A few moments later, a beige orb suddenly appeared, far below Kuipter and Mura.
"... what is that?" Kuipter asked.
"... that appears to be another resident of the realm." Mura said. "... someone's soul."
"Why is it here?" Kuipter demanded.
"Generally, all spirits are "here"... we just can't see them. Though, I guess it kind of is interesting that we can see this one..."
"... why can we?" inquired Kuipter.
"How can you be sure?" Mura replied. "Illusion? Figment of our memories? Error in the system? It could be anything."
"... why does it feel... familiar...?" Kuipter asked.

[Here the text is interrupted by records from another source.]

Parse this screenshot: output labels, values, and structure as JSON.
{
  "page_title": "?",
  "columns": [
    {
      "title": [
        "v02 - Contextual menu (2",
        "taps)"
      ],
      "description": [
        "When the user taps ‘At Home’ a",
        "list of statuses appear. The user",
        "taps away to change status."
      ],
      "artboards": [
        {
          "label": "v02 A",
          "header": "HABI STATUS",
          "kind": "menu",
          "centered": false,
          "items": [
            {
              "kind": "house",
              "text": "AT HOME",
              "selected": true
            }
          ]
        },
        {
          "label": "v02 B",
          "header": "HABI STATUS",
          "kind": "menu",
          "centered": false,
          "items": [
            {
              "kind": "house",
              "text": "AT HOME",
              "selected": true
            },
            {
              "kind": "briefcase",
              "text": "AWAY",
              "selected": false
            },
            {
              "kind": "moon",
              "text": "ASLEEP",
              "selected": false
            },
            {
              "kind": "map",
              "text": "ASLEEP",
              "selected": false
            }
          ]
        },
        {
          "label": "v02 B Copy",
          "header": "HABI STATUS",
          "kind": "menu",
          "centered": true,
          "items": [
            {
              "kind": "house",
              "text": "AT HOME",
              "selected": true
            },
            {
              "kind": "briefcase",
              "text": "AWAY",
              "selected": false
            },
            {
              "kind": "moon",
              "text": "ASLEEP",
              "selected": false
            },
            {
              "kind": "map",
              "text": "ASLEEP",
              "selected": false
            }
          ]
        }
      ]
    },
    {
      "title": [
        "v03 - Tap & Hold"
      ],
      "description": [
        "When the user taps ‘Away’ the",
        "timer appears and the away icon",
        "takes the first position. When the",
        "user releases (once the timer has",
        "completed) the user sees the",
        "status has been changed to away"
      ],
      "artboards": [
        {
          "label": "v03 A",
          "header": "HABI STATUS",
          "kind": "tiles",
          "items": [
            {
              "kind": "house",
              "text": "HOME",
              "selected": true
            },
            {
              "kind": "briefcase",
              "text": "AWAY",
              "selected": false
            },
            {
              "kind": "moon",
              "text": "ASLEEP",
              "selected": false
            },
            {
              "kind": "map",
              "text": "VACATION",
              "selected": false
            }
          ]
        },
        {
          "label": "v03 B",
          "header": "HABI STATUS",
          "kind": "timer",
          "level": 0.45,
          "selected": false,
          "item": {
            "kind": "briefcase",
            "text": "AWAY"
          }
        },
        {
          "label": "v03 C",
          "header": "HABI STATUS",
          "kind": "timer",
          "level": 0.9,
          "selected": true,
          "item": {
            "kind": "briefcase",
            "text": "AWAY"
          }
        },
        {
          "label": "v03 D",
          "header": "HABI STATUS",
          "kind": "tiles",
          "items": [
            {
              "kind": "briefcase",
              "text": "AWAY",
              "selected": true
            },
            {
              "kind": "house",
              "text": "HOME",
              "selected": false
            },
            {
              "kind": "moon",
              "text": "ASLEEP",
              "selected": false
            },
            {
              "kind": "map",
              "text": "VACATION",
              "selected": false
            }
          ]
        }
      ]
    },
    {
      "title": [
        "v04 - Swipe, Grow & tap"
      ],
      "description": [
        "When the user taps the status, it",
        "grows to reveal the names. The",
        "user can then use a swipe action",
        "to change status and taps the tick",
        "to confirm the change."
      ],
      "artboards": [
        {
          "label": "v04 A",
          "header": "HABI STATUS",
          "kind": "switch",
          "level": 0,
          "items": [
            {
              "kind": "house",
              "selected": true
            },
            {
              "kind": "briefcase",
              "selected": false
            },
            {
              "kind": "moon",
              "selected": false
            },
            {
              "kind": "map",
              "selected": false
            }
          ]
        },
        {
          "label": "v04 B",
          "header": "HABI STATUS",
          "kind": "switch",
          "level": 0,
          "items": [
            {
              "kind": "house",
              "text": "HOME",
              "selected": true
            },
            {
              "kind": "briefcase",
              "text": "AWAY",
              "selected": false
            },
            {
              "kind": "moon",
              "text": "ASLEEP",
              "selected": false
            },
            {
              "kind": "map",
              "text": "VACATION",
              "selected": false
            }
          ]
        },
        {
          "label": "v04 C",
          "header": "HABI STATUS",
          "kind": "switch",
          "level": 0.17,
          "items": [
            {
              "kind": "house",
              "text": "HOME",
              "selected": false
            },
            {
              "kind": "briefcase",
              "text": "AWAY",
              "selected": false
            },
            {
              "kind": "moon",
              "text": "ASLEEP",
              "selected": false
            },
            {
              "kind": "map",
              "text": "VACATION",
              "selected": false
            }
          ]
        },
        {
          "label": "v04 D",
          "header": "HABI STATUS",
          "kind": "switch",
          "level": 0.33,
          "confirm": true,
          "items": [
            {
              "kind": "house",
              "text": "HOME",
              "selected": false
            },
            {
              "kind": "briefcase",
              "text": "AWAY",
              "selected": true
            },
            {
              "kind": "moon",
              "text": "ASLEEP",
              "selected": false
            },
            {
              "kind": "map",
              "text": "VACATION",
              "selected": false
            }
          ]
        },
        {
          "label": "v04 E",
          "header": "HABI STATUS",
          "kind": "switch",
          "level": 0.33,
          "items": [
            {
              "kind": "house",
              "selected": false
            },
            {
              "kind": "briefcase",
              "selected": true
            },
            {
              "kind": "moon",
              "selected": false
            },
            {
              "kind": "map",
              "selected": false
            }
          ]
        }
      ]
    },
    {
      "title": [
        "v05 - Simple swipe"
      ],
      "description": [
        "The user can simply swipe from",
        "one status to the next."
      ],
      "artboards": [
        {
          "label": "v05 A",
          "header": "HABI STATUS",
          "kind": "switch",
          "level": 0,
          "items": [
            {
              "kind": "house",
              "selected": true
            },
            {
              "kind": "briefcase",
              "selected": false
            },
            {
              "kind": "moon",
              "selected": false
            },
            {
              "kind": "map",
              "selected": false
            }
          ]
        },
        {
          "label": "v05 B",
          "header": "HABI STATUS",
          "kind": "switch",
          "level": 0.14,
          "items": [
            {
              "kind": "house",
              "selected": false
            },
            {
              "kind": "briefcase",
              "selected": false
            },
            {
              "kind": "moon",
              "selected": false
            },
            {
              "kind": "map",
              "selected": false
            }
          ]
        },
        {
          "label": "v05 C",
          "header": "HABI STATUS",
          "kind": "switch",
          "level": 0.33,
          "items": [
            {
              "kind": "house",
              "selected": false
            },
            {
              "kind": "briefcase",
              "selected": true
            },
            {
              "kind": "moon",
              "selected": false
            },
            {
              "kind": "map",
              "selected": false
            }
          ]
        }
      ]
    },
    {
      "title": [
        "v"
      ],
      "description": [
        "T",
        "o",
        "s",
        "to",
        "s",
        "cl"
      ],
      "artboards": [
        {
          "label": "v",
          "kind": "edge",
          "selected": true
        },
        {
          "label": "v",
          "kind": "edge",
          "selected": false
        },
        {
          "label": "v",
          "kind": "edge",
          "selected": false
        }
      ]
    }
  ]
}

"It may very well be a memory. Or perhaps a person connected to us in life." Mura answered. "... but, it looks like it won't be here long..."
"Why do you say that?"
"It's moving... so I'm guessing that its fate is already decided." Mura responded. "If it's fallen to despair, then it's going to veer towards the OKTE... if it's trumped its own mind, then it's likely going to move on to either Heaven or Hell..."
"Where is it going?" Kuipter asked.
"I can't be sure..." Mura said, looking as the beige light moved from its position to closer near the outside of the area.
"But... I have a feeling that this is something we're actually going to find out." Mura said.